Today’s Photo Friday view was taken in a pasture near Eskridge, Kansas in the early 20th century.  A large herd of “Texas cattle” are seen on an expansive pasture, and in the lower left hand corner, a surrey with a fringe on top contains two men and a child who are observing the herd.  In the background, three cowboys are visible on horseback, and a box wagon with two men aboard is seen in the middle of the herd.

Cattle on the Waugh Ranch, Eskridge, Kansas.

One of the most unusual things about this photo is that the individuals in the back seat of the surrey appear to be wearing masks.  During the height of the Spanish Flu pandemic in 1918 and 1919, many cities, particularly in the western states, enacted mask ordinances in an effort to curb the rampant spread of the deadly flu.  Perhaps the guy in the back of this rig was concerned about catching the virus, or maybe he was coughing, himself.

After the coming of the railroad to Wabaunsee County in 1880, large groups of cattle followed, which were fed from April to October (generally speaking) on the rich tallgrass pastures.  The cattle arrived by train, contained in wooden boxcars with slatted sides.  The cattle would gain weight all summer, before being shipped to feedlots and packing houses for processing.

Today’s photo comes from the collection of Charlie and Jan Waugh; thanks to them for sharing this image.

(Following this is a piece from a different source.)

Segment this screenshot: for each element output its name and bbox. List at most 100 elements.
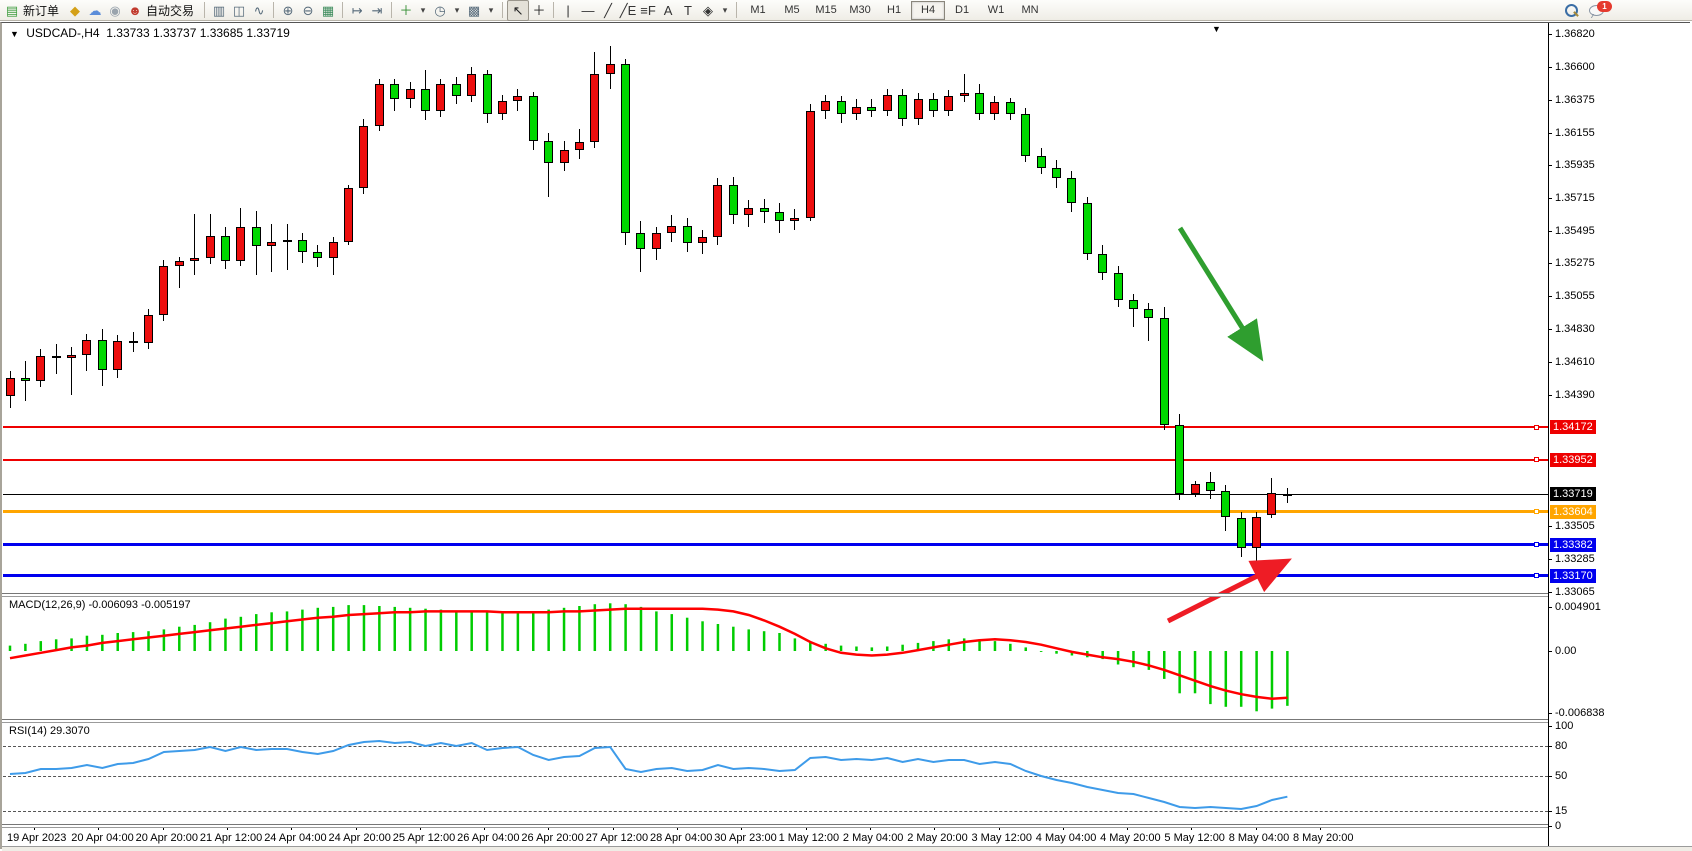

Click on the image below to view in a gallery format or in a full-screen view:

1 reply »

  1. Love the picture! Many thanks to Jan and Charlie for allowing it to be published here. Interesting collection of cattle. I recall that as a boy being present as some “Texas cattle” were being unloaded and “worked” at some pens at the Oney (Wendell Tranter, with his wife Marlys and children, was one of their foremen and lived in the house there). The Oney was one property that the Waugh’s owned southwest of Eskridge in Rock Creek. The cattle shipped up, were a motley group of bulls and older cows. Most were several years old and had very large sets of horns. Not the feeder cattle associated with fattening out for market today. They were all sorts of mixed crossbreeds. My nature, not by some rancher’s choice. Most were wild. It was quite a scene in the corrals there. Branding, cutting off the horns with hacksaws, vaccinations, etc. I recall piles of horns. The cattle in the picture posted here all appear to be used to humans, many appear to be purebred. Interesting.